Di kampung saya, sudah memekik klakson dibelakangnya pertanda ada yang ingin mendahului, tidak di berinya jalan dan kesempatan, bahkan gas makin di tancapnya, kalau ada yang berniat mau memotong. Tidak jarang saling mengadu kekuatan mesin mobil dan ber pacu-pacu di jalan raya, seperti jalan raya itu dia yang punya.
Dia tak mau tahu, mungkin orang yang ingin mendahului ini karena ada keperluan yang mendadak, ingin menolong orang yang sedang kesakitan mau melahirkan, atau sedang membawa orang sakit dan ber macam-macam keperluan yang harus diburukannya. Kedua mobil itu berlomba, tidak mau kalah, sehingga resiko untuk berlanggar tak dapat di elakkan. Maka kalau di hitung-hitung, lebih tinggi angka kematian yang di sebabkan kecelakaan daripada yang di sebabkan oleh karena peperangan. Kasihan demikian banyak nyawa yang melayang, hanya karena kecerobohan dan ke tidak sabaran pengemudi.
Pengemudi dia adalah pemimpin didalam mobil yang dikendarainya, di tangannya tergantung keselamatan penompangnya. Dan sebagaimana dan dimanapun; selalu di katakan setiap kamu adalah pemimpin dan setiap pemimpin kelak akan di mintakan pertanggung jawabnya terhadap apa-apa yang di pimpinnya.
Darah telah menetes di Lembah Anai, serpihan daging telah terserak di mana-mana, bangkai telah bergelimpanggan, baik bangkai manusia maupun bangkai kenderaan. Lembah anai tempat yang indah itu telah lama menjadi saksi bisu tentang kehancuran dan kemusnahan dan ke binasaan.
Belum cukupkah korban-korban yang bergelimpangan itu?. Akankah di tambah dan bertambah banyak juga korban-korban yang akan datang?. Siapa tahu mungkin adik, saudara, teman dan entah siapa lagi, semua kita ndak tahu. Semua korban yang jatuh itu, jadi korban yang sia-sia, hanya karena kelalaian, sekali lagi karena kelalaian.

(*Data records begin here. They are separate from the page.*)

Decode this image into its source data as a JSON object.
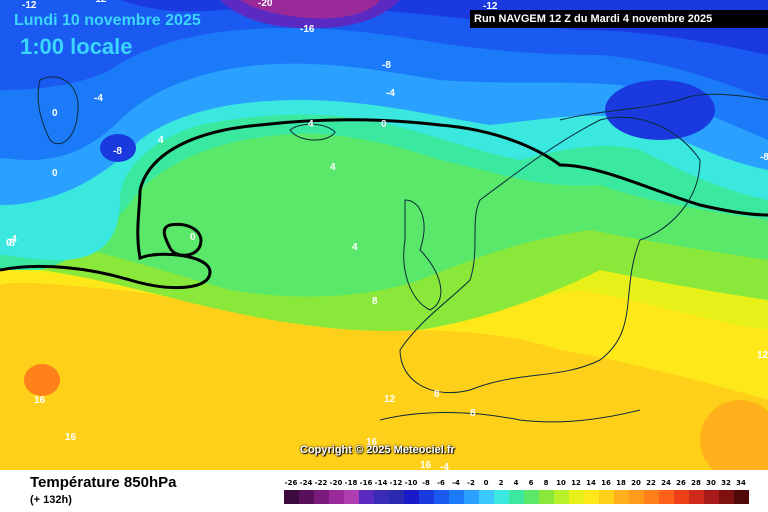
{
  "header": {
    "date": "Lundi 10 novembre 2025",
    "time": "1:00 locale",
    "run": "Run NAVGEM 12 Z du Mardi 4 novembre 2025"
  },
  "map": {
    "copyright": "Copyright © 2025 Meteociel.fr",
    "isotherm_labels": [
      "-20",
      "-12",
      "-12",
      "-16",
      "-12",
      "-8",
      "-4",
      "-4",
      "0",
      "0",
      "-8",
      "4",
      "0",
      "-4",
      "4",
      "4",
      "-8",
      "0",
      "0",
      "-4",
      "4",
      "8",
      "12",
      "16",
      "16",
      "8",
      "8",
      "12",
      "16",
      "16",
      "-8"
    ]
  },
  "footer": {
    "parameter": "Température 850hPa",
    "forecast_hour": "(+ 132h)"
  },
  "legend": {
    "values": [
      "-26",
      "-24",
      "-22",
      "-20",
      "-18",
      "-16",
      "-14",
      "-12",
      "-10",
      "-8",
      "-6",
      "-4",
      "-2",
      "0",
      "2",
      "4",
      "6",
      "8",
      "10",
      "12",
      "14",
      "16",
      "18",
      "20",
      "22",
      "24",
      "26",
      "28",
      "30",
      "32",
      "34"
    ],
    "colors": [
      "#3d0a3d",
      "#5a0f5a",
      "#7a1a7a",
      "#9a2a9a",
      "#b03db0",
      "#5a2ac2",
      "#3a2ab8",
      "#2a2ab0",
      "#1a1ac8",
      "#1a3ae0",
      "#1a5af0",
      "#1a7af8",
      "#2aa0ff",
      "#3ac8ff",
      "#3ae8e0",
      "#3ae8a0",
      "#5ae86a",
      "#8ae83a",
      "#b8f02a",
      "#e8f01a",
      "#ffe81a",
      "#ffd01a",
      "#ffb01a",
      "#ff9a1a",
      "#ff801a",
      "#ff601a",
      "#f0401a",
      "#d02a1a",
      "#a81a1a",
      "#801010",
      "#500808"
    ]
  }
}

Tugas kita sebagai penompang di atas kendaraan, agaknya adalah untuk selalu memberi tahu dan mengingatkan kalau-kalau ada sopir yang lalai, lalai akan batas kecepatan, lalai akan rambu-rambu yang di langgar, lalai dan tak ingat bahwa dia sedang bertanggung jawab membawa banyak penompang. Mari sama-sama saling mengingatkan, jangan biarkan sang sopir mengantuk, jangan biarkan sang sopir menerawang dan jangan biarkan dia melalaikan kenderaan yang di percayakan padanya.
Untuk semua itu saya teringat akan sebuah Firman suci_Nya dalam Al-Qur'an surat Yaa Siin ayat 6 :"Agar kamu memberi peringatan kepada kaum yang bapak-bapak mereka belum pernah diberi peringatan, karena itu mereka lalai".